REVIEW: Gigi and Dar

Reading Time: 2 minutesGigi and Dar are soldiers stationed at a checkpoint in an undisclosed location. They look like soldiers; they have the uniform, the scary big guns, the radios, binoculars. Their job is to sit and look out for anyone approaching the checkpoint.

Reading Time: 2 minutes

Rating: 4.5 out of 5.

In this darkly comedic and multifaceted production, survival and buried secrets are called starkly into question 


Gigi and Dar are soldiers stationed at a checkpoint in an undisclosed location. They look like soldiers; they have the uniform, the scary big guns, the radios, binoculars. Their job is to sit and look out for anyone approaching the checkpoint. 

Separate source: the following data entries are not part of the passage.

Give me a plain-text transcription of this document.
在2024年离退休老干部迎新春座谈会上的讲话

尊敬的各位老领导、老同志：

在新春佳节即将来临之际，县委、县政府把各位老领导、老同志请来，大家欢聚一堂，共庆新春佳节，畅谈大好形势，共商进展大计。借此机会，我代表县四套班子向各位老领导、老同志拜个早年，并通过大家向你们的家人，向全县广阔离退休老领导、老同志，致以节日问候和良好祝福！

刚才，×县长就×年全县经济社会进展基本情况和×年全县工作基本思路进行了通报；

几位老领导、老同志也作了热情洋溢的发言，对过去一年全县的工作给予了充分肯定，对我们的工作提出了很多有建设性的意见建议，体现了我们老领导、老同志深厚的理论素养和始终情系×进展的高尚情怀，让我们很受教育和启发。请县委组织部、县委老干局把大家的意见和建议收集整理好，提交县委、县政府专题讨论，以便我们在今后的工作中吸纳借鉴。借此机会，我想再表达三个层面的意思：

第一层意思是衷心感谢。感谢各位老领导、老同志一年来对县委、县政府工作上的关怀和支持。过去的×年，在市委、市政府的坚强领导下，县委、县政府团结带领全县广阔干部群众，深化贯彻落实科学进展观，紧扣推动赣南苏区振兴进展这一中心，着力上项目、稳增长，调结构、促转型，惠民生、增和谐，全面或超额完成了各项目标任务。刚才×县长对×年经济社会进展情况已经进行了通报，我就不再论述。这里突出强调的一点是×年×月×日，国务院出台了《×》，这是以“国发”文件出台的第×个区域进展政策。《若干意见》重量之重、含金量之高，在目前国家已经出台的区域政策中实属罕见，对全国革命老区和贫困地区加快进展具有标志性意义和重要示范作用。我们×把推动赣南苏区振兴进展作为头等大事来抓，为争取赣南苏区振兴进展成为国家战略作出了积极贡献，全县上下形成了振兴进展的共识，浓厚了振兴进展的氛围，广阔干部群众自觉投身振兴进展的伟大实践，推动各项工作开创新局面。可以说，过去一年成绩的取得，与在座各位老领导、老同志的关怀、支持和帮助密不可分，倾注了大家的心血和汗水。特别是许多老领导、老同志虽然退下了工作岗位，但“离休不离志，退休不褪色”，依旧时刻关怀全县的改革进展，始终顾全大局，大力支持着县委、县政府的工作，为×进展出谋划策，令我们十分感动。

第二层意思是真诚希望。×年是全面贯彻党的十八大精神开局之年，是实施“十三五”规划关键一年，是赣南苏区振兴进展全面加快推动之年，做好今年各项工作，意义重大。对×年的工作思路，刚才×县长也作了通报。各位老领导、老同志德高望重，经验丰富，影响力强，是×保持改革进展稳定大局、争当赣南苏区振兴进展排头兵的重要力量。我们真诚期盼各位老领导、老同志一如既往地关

Gigi and Dar, however, don’t act as you’d expect soldiers to act. At 19 and 20 years old, they are ultimately young girls who have been incredibly bored for the last 700 or so days of their service. They are best friends, they giggle, they joke, they take the piss. They have only 6 days left of in the military, and they cannot wait to get out.

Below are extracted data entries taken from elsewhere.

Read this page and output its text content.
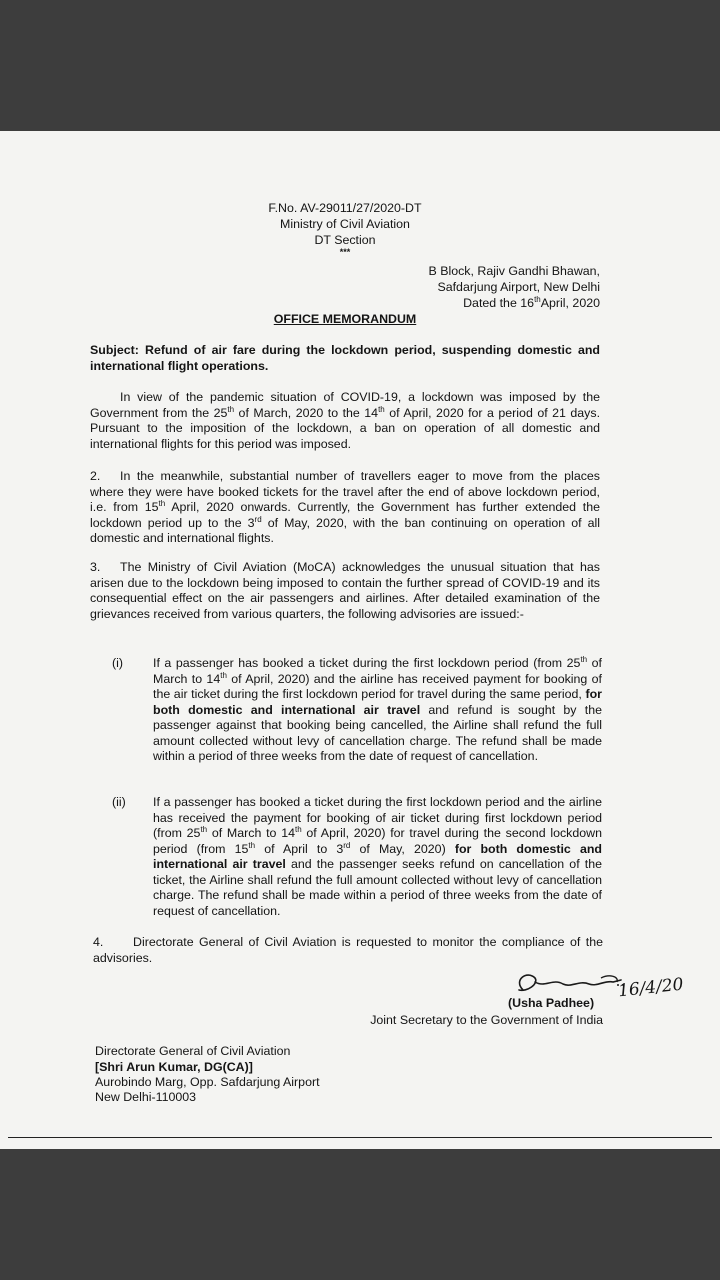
F.No. AV-29011/27/2020-DT
Ministry of Civil Aviation
DT Section
***
B Block, Rajiv Gandhi Bhawan,
Safdarjung Airport, New Delhi
Dated the 16thApril, 2020
OFFICE MEMORANDUM
Subject: Refund of air fare during the lockdown period, suspending domestic and international flight operations.
In view of the pandemic situation of COVID-19, a lockdown was imposed by the Government from the 25th of March, 2020 to the 14th of April, 2020 for a period of 21 days. Pursuant to the imposition of the lockdown, a ban on operation of all domestic and international flights for this period was imposed.
2.	In the meanwhile, substantial number of travellers eager to move from the places where they were have booked tickets for the travel after the end of above lockdown period, i.e. from 15th April, 2020 onwards. Currently, the Government has further extended the lockdown period up to the 3rd of May, 2020, with the ban continuing on operation of all domestic and international flights.
3.	The Ministry of Civil Aviation (MoCA) acknowledges the unusual situation that has arisen due to the lockdown being imposed to contain the further spread of COVID-19 and its consequential effect on the air passengers and airlines. After detailed examination of the grievances received from various quarters, the following advisories are issued:-
(i) If a passenger has booked a ticket during the first lockdown period (from 25th of March to 14th of April, 2020) and the airline has received payment for booking of the air ticket during the first lockdown period for travel during the same period, for both domestic and international air travel and refund is sought by the passenger against that booking being cancelled, the Airline shall refund the full amount collected without levy of cancellation charge. The refund shall be made within a period of three weeks from the date of request of cancellation.
(ii) If a passenger has booked a ticket during the first lockdown period and the airline has received the payment for booking of air ticket during first lockdown period (from 25th of March to 14th of April, 2020) for travel during the second lockdown period (from 15th of April to 3rd of May, 2020) for both domestic and international air travel and the passenger seeks refund on cancellation of the ticket, the Airline shall refund the full amount collected without levy of cancellation charge. The refund shall be made within a period of three weeks from the date of request of cancellation.
4.	Directorate General of Civil Aviation is requested to monitor the compliance of the advisories.
16/4/20
(Usha Padhee)
Joint Secretary to the Government of India
Directorate General of Civil Aviation
[Shri Arun Kumar, DG(CA)]
Aurobindo Marg, Opp. Safdarjung Airport
New Delhi-110003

Gigi, however, has a secret, and she fears Dar’s reaction. This is revealed to us early on, stirring the pot of inexplicable uneasiness that clouds this production from its onset. As the play continues and the secret reveals itself, we see how people are capable of doing unspeakable things, clouded by anger, a sense of superiority, and perceived supremacy over the ‘other.’ What we are willing to bury in order to survive is questioned, and who gets to decide who ultimately does survive is investigated with painful thoughtfulness. As new characters enter the space, these questions swell with much needed and never-offered answers. 

Direction by the iconic Kathryn Hunter brings out great performances by the cast. Hunter’s clear stylistic choices give the production a slight Beckett-esque atmosphere that quickly melts away when reality becomes pressing. Performances by Lola Shalam as Dar, Tanvi Virmani as Gigi, Roman Asde as Sim, and Chipo Chung as Zoz are somehow simultaneously delightful, giddy, and gut-wrenching. Virmani and Shalam are extraordinarily convincing as best friends, and Chung and Asde seemed to share a heartfelt bond that exists only between parents and their children.  

The complexity and thematic brilliance of Gigi and Dar cannot be expressed through words. The play slowly reveals its many layers as time progresses, in which time itself cannot be trusted! Whatever lens the audience views the play through alters its experience. Its intentionally unspoken location can mean or reference any number of conflicts, whether it be a current war or genocide, or an inner conflict of the soul.

Playwright Josh Azouz’s words are so delicate and detailed that they, ironically, transcend language. One of the most exciting playwrights of this age, Gigi and Dar’s world premier at Arcola is not one to be missed.